The Federal Communications Commission (FCC) can also help solve the problem by ensuring that E-Rate funding is available to provide students access to the internet at home. Why, then, does the FCC limit the E-Rate program from funding internet to students’ homes during a pandemic where students must have adequate internet to learn virtually? BVSD’s 2016 FCC E-Rate Waiver Request, if granted, would remove this barrier, but the FCC has declined to act on it for four years.
What can you do to change this situation?
Support BVSD’s 2016 FCC E-Rate Waiver Request, written with student attorneys’ help at CU Law School’s Technology Law & Policy Clinic. If the waiver is granted, BVSD would be allowed to provide internet into housing developments where there is a high need. The national public comment period ended four years ago, yet the FCC has still not ruled on the request. Contact the FCC commissioners by clicking here.
Support SHLB.org. The Schools, Health & Libraries Broadband Coalition team is the primary organization in Washington DC leading the efforts to change this situation. They are advocating for E-Rate rule changes and federal law modernization in proceedings before the FCC, Capitol Hill, and the Executive Branch.
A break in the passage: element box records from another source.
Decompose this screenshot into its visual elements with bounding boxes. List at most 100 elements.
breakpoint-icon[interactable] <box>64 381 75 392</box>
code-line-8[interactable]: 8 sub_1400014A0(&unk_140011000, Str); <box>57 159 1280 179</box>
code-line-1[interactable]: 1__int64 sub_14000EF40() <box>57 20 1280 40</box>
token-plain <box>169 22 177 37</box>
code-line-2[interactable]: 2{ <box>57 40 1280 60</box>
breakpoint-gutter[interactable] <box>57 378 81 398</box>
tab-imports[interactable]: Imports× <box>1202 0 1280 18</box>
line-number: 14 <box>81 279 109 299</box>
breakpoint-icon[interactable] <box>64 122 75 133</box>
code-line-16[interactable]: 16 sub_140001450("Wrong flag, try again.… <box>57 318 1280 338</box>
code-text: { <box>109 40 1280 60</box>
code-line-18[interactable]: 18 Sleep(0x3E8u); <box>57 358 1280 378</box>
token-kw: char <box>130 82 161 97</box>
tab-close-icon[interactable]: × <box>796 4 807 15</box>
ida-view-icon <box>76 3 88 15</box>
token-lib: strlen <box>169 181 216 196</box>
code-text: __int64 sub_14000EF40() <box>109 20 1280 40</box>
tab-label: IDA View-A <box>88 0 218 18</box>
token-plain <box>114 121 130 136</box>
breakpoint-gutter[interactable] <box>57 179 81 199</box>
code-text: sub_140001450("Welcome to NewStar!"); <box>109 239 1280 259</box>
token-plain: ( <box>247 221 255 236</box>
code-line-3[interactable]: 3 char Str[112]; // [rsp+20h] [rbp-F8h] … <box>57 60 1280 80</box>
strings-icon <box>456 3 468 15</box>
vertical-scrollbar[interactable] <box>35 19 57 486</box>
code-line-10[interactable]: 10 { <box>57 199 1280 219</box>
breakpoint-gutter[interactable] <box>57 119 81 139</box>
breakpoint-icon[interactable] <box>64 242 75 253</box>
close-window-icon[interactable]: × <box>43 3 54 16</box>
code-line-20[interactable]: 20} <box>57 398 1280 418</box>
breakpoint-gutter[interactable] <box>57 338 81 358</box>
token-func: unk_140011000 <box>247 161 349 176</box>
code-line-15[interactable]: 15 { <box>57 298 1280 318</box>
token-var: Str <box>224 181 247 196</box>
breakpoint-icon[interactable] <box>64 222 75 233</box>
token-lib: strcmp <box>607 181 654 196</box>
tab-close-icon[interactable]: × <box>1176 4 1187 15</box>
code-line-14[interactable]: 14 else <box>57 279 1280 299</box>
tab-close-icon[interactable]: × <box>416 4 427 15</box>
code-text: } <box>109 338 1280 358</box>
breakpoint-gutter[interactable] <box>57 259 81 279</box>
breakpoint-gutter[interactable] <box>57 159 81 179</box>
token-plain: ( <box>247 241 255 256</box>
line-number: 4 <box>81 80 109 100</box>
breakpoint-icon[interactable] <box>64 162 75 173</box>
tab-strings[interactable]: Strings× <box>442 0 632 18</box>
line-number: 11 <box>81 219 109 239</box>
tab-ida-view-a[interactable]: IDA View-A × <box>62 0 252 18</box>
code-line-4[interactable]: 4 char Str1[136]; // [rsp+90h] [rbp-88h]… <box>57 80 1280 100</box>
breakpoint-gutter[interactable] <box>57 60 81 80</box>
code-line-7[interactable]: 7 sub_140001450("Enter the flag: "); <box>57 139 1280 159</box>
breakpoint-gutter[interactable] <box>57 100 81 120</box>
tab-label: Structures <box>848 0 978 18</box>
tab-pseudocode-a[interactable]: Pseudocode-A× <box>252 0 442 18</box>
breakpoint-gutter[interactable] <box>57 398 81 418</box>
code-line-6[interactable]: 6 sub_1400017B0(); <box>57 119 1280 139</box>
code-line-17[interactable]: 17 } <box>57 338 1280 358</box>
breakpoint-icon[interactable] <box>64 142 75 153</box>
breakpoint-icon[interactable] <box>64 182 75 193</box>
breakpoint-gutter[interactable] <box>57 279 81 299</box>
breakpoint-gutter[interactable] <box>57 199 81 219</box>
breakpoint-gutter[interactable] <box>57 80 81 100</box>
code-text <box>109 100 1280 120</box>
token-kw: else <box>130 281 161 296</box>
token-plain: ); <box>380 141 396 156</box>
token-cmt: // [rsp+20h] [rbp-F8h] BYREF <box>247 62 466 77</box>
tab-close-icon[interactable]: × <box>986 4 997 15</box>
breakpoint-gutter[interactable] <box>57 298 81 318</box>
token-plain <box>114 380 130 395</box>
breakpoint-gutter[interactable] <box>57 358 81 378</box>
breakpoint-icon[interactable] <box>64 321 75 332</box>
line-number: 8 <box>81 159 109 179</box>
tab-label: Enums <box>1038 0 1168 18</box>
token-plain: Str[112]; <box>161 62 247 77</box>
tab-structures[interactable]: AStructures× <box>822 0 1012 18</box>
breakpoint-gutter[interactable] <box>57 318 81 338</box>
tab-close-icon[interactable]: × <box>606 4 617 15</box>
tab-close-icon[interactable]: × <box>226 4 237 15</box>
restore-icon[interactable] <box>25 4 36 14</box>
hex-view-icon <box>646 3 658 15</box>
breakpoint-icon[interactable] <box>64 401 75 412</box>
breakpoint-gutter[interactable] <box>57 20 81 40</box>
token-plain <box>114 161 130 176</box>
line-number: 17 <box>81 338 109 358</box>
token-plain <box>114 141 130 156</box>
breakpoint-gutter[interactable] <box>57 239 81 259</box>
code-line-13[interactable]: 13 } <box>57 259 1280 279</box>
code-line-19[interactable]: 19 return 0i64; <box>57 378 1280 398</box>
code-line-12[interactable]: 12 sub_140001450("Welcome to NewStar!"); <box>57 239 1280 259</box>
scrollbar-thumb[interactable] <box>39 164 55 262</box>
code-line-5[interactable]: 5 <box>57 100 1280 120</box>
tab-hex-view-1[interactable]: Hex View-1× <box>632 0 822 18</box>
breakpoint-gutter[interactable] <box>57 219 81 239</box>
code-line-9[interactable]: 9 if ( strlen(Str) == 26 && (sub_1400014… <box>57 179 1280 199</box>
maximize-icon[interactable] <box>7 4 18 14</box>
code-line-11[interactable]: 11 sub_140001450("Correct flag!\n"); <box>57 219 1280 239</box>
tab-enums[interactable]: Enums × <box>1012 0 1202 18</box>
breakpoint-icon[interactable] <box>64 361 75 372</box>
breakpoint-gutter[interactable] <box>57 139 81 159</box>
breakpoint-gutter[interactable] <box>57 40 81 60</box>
Inform yourself of what ISPs are saying vs. doing for student learners who need their support most.
Contact your elected officials at both the state and federal levels to advocate for change in the laws that are roadblocks to helping students in need.
As a community, we must inform our elected and appointed officials of these challenges created by decades of rules and laws that have become roadblocks, not enablers, of learning for all. Inadequate internet for the underserved is a societal issue created over years of ill-informed policies primarily driven by the ISP industry. Inadequate internet for our most vulnerable students hurts us all in the long run.